States and cities that require employers to offer sick leave to employees have seen a drop in flu infections, according to a new study from the National Bureau of Economic Research, based on Google Flu data. The study finds that incidents of flu infections fell:

  • 5.5 percent in states that require employers to provide unpaid sick leave to workers;
  • 6.5 percent in states that require employers to provide paid sick leave to workers; and
  • 2.5 percent in the District after its paid sick leave law was initially passed, with the likelihood of even larger declines in the future, due to the law’s expansion (see below).
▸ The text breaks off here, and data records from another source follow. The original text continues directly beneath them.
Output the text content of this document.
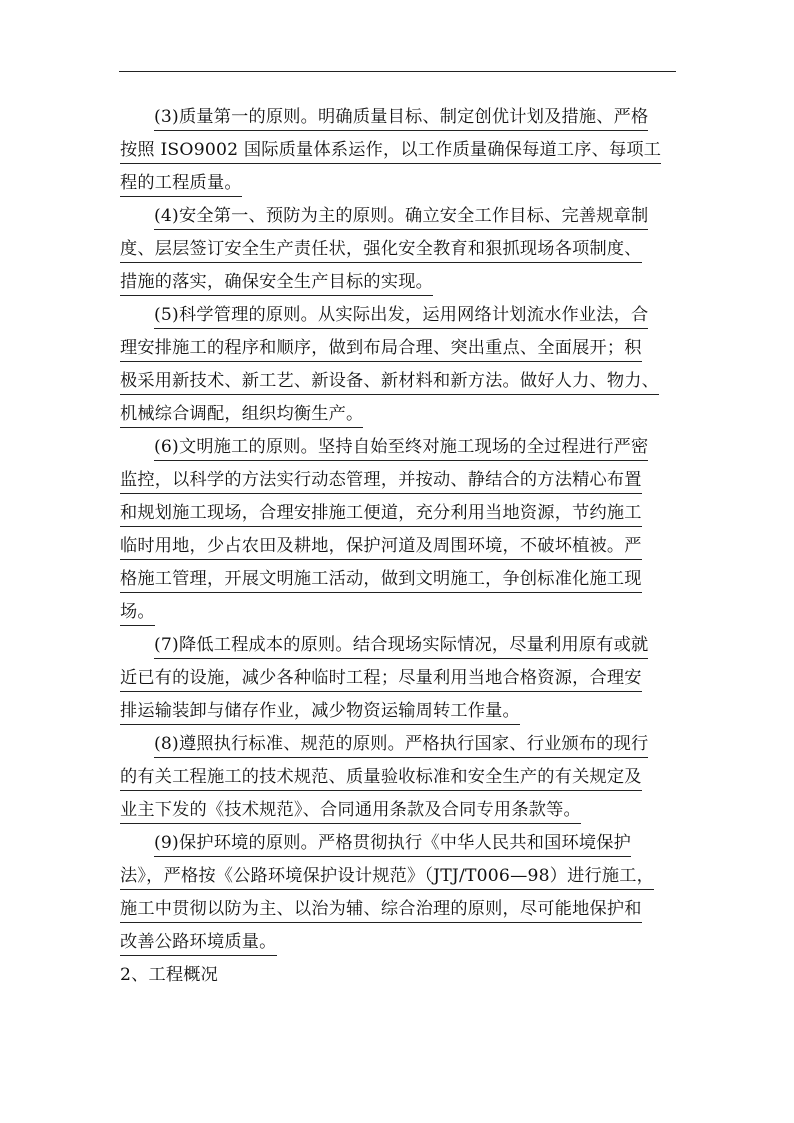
(3)质量第一的原则。明确质量目标、制定创优计划及措施、严格
按照 ISO9002 国际质量体系运作，以工作质量确保每道工序、每项工
程的工程质量。
(4)安全第一、预防为主的原则。确立安全工作目标、完善规章制
度、层层签订安全生产责任状，强化安全教育和狠抓现场各项制度、
措施的落实，确保安全生产目标的实现。
(5)科学管理的原则。从实际出发，运用网络计划流水作业法，合
理安排施工的程序和顺序，做到布局合理、突出重点、全面展开；积
极采用新技术、新工艺、新设备、新材料和新方法。做好人力、物力、
机械综合调配，组织均衡生产。
(6)文明施工的原则。坚持自始至终对施工现场的全过程进行严密
监控，以科学的方法实行动态管理，并按动、静结合的方法精心布置
和规划施工现场，合理安排施工便道，充分利用当地资源，节约施工
临时用地，少占农田及耕地，保护河道及周围环境，不破坏植被。严
格施工管理，开展文明施工活动，做到文明施工，争创标准化施工现
场。
(7)降低工程成本的原则。结合现场实际情况，尽量利用原有或就
近已有的设施，减少各种临时工程；尽量利用当地合格资源，合理安
排运输装卸与储存作业，减少物资运输周转工作量。
(8)遵照执行标准、规范的原则。严格执行国家、行业颁布的现行
的有关工程施工的技术规范、质量验收标准和安全生产的有关规定及
业主下发的《技术规范》、合同通用条款及合同专用条款等。
(9)保护环境的原则。严格贯彻执行《中华人民共和国环境保护
法》，严格按《公路环境保护设计规范》（JTJ/T006—98）进行施工，
施工中贯彻以防为主、以治为辅、综合治理的原则，尽可能地保护和
改善公路环境质量。
2、工程概况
Paid sick leave benefits are important both to workers and to public health. All of us get sick sometimes and need to take time off from work, but that should not lead to a loss of income that makes it harder to pay bills. Without paid sick leave, many workers go to work when they shouldn’t, where they are more likely to infect their coworkers. When workers have access to paid sick leave, by contrast, they are more likely to stay home when they are sick, reducing the spread of contagious illnesses like the flu.

DC’s Accrued Safe and Sick Leave Act (ASSLA) requires employers to give workers at least 3-7 paid sick days per year, depending on the size of the business and whether the worker is tipped or not. Sick leave can be used for personal illness, medical appointments, care of an ill family member, or absences associated with domestic violence or sexual abuse. Employees are protected from employer retaliation for using their sick leave benefits.

Researchers believe that flu infections will fall further in DC as more recent data is collected. This is because DC’s paid sick leave law was strengthened in 2014 to cover more workers. The initial law passed in 2008 required workers to be on the job a year before accruing benefits, and it excluded tipped workers and bar employees. The 2014 changes cover all workers, and allows them to accrue starting on their first day of work.

As summer starts to wind down and the new school year begins, it’s good to know that a law aimed at improving working conditions for city workers has made us healthier as a city.